Both Richard and Cosima Wagner hinted that there were secrets in Parsifal. Certainly, it is a work with many levels, dimensions and external references. One of the most fascinating of these references is to an opera by another composer who had at one time been Wagner's mentor and benefactor. It has been suggested that Wagner had modelled the second act of Parsifal upon part of an opera by Giacomo Meyerbeer.
posted by matteo at 1:58 PM on September 3, 2005


(with thanks to MeFi's in-house classical music scholar, naxosaxur)
posted by matteo at 1:59 PM on September 3, 2005


from the same author: Nietzsche and Wagner : A Lesson in Subjugation
posted by matteo at 2:03 PM on September 3, 2005


Wagner was very compassionate about animal rights. He wrote a book about the terrible injustices we humans visit on our animal brothers. (I have it around here someplace, can't lay my hands on it just now.)

But sending Nietzsche on an extended multi-day shopping trip in search of the perfect bear-doll for a gift, that was wrong.
posted by StickyCarpet at 2:13 PM on September 3, 2005


I heard Hitler wept when his dog died. Seriously, not Godwinizing or anything.
posted by Civil_Disobedient at 4:29 PM on September 3, 2005


I had to do a paper on Wagner when I was a freshman in college. The biography I read-- nineteen years ago, don't remember the title-- said that his stepfather's last name was Geyer, which was a common German Jewish surname, though this man was not. However, the boy Wagner was taunted for being a perceived Jew, which must have led to his anti-Semitism.
posted by brujita at 4:47 PM on September 3, 2005


Swine, indeed, but Der Ring des Nibelungen is fucking awesome.
posted by Kwantsar at 5:45 PM on September 3, 2005


Which is pretty much the point of the book review except for the opening paragraph quoted in the FPP.
posted by pmurray63 at 12:24 AM on September 4, 2005


> Swine, indeed, but Der Ring des Nibelungen is fucking awesome.

Awesome indeed, as an act of sustained creation.

Nevertheless. As gorgeous as the music is in many places, it makes me feel claustrophobic, almost imprisoned. That cascade of motifs--the man is telling the listener exactly what to think and feel at every instant throughout the whole immense epic, with never a letup. Can music be totalitarian? And, mein Gott, the things he wants us to think and feel. And admire! Superman with a brat's temperament. This may be superficial but jeez, no wonder Hitler ate it up.

I say this both as a music junkie and a fantasy fan of forty-odd years' standing. Awesome as it is, Der Ring is not on my list of desert-island recordings. (That would be Mozart, mostly, and the Bartok string quartets.)
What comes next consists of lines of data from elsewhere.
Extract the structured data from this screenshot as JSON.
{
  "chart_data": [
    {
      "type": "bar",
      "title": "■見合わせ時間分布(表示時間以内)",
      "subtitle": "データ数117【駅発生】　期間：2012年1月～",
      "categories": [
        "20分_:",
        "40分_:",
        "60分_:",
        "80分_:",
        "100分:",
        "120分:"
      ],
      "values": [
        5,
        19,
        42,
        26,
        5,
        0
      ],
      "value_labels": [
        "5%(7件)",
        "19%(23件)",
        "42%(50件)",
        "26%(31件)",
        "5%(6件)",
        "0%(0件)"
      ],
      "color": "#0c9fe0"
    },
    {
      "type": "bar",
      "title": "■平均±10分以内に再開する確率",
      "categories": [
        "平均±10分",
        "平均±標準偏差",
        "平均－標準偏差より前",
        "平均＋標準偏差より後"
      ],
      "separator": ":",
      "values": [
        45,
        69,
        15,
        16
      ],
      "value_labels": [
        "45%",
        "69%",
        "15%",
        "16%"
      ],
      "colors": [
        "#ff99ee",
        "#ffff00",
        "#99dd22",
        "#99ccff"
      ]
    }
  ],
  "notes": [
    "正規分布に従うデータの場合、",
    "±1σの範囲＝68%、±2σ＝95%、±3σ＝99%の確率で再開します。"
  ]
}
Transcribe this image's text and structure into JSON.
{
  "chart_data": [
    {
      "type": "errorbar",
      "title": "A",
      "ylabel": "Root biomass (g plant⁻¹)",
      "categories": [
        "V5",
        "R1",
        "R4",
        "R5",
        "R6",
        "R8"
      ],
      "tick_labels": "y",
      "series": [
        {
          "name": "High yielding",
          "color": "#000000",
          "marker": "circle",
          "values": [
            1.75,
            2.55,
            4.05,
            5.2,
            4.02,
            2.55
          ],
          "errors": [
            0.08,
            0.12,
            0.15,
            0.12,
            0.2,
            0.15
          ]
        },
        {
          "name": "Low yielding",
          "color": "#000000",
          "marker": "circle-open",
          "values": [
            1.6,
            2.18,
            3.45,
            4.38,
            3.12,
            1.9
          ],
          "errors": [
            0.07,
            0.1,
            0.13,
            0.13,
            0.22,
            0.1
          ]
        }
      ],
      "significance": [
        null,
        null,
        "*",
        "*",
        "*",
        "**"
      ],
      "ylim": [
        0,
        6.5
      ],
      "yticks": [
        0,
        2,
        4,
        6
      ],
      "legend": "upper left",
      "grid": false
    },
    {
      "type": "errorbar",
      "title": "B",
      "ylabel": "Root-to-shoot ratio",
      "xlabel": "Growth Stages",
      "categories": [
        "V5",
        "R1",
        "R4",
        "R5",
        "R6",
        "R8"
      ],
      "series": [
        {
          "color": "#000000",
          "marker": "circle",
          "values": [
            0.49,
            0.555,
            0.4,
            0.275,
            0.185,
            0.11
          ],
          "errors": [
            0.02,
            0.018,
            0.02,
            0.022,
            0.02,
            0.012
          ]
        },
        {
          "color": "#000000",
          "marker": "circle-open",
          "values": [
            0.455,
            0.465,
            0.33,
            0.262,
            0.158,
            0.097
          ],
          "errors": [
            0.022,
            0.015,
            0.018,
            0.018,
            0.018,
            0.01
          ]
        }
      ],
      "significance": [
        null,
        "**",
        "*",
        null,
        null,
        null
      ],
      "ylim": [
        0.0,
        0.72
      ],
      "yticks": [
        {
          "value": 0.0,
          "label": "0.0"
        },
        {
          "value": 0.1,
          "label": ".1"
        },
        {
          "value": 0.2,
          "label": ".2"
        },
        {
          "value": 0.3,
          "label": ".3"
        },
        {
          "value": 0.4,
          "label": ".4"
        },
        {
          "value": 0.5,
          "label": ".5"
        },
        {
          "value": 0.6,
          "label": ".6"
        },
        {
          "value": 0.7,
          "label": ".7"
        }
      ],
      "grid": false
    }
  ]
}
Thanks for the link, matteo.
posted by jfuller at 4:35 AM on September 4, 2005


I don't care much for Wagner, and will never view Bayreuth as Mecca.

But maybe one day I will be lucky enough to garner a new appreciation for him when I become a delusional, cantankerous, senile & bitter senior citizen...my soggy diaper, blinding cataracts, and pinching dentures clouding my previously unblemished musical judgment…to make me think that the shit flowing from a virulently anti-semitic composer's wand is the absolute realization of operatic romanticism.

But then again, I’m a true Rossinian…so I’m probably just too lowbrow to grasp the lofty spewings and sloppy candor of Wagner.
posted by naxosaxur at 1:32 AM on September 5, 2005


Btw: Grazie for the links, matteo. I have a default killfile set to staunch "all things Wagner," so I probably would have never caught this.